Technology will also play an increasing role in the governmental sector, which has been increasing in size as the private sector downsized. It will allow citizens direct access to government information and their personal data, cutting bureaucratic red tape and making the delivery of government services more cost-effective. The gains that technology has allowed big business are very much transferable to the public sector.
Successful enterprises will have to devote significant resources to a technology strategy, and funds will have to be made available as the total cost of technology increases. Technology is currently the top expense behind labor and fringe benefits in the service industry. That is not going to change.
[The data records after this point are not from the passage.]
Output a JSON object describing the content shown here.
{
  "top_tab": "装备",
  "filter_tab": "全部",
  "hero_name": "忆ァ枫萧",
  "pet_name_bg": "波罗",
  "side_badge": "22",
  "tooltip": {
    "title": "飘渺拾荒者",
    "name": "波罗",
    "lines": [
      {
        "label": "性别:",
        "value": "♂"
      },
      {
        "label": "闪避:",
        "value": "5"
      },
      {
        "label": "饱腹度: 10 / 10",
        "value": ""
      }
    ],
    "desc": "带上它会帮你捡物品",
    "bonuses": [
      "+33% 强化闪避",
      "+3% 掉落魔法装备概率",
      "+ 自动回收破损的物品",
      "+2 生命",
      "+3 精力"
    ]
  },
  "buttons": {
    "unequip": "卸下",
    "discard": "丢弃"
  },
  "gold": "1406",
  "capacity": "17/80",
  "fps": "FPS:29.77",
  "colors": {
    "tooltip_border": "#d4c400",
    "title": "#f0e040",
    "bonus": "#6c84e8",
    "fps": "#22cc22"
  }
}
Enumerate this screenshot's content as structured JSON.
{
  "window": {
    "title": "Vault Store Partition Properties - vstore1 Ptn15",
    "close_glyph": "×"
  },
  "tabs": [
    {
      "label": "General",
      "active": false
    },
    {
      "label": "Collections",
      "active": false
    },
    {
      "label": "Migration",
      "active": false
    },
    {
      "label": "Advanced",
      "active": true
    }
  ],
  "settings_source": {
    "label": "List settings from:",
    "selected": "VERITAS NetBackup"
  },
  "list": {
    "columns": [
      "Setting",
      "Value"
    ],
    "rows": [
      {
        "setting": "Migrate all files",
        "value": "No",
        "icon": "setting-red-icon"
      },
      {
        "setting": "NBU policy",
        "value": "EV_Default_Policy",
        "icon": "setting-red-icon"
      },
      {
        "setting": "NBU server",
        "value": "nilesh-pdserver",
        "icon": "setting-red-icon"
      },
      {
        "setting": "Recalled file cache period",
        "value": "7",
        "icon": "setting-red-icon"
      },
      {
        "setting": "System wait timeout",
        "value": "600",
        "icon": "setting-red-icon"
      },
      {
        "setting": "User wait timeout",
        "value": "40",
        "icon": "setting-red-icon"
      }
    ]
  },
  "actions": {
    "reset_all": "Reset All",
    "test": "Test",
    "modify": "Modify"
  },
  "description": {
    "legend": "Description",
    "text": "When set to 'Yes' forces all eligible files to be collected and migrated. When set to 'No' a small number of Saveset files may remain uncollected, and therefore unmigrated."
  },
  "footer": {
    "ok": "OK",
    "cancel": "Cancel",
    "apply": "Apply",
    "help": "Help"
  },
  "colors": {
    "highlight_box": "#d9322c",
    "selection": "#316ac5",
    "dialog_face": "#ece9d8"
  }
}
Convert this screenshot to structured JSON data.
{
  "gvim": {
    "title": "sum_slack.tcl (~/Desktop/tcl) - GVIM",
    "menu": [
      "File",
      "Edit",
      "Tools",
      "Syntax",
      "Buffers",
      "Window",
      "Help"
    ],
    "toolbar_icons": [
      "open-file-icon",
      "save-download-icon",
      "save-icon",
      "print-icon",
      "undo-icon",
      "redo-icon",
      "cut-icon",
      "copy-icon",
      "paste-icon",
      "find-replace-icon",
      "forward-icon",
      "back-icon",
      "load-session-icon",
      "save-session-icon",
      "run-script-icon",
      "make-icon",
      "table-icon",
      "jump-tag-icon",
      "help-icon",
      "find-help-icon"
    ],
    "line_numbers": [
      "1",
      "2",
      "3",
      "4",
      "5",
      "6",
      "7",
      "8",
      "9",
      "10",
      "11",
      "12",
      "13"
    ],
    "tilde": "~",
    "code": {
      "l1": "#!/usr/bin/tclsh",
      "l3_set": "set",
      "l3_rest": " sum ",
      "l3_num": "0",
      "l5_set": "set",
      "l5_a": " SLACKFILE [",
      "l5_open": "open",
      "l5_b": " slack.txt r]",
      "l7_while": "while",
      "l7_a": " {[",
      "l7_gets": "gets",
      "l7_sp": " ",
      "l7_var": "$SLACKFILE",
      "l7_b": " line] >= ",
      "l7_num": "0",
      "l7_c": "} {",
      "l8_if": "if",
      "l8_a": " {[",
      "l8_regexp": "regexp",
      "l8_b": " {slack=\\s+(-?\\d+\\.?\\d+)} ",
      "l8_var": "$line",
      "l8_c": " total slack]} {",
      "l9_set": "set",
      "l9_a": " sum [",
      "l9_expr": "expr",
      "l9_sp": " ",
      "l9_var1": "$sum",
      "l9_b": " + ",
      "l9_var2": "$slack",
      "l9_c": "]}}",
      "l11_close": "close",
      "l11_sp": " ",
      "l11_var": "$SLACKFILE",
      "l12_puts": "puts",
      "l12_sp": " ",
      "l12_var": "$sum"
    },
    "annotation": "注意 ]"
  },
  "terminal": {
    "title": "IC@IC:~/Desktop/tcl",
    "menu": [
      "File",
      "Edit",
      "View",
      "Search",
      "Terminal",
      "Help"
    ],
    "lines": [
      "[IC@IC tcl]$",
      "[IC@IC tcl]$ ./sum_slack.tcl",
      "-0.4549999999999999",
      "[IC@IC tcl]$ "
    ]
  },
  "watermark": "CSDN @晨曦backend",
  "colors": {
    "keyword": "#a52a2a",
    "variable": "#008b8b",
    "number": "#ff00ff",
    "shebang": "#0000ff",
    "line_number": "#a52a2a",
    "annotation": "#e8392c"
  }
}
Many companies don't know what they spend on technology due to the fact that they employ "peanut butter" accounting--dollars spread so thinly that no one knows how much is being spent. Currently, entities charge technology to a multitude of locations such as fixed assets, supplies, and departmental expenditures. This makes it difficult to accurately gauge its true financial effects. Many CPAs perceive this as evidence that technology has no positive impact--just a pervasive cost. Nothing could be further from the truth. Firms and companies that are organized to accurately see the effect of an investment in technology can identify it as a growth area, and will generally outpace their competitors that ignore it.
In Position to Win
How can organizations position themselves to compete and take advantage of technology? First and foremost, they must cultivate the right attitude. Technology is a strategic asset and must be managed accordingly. Those who view technology as overhead will continue to be frustrated and never realize a significant return on their technology investment. This sounds too simple, but I see it every week working with firms and businesses.
The new millennium will bring exciting times. Entrepreneurs will flourish while bureaucracies fall. Success is a matter of choice. *Figure1.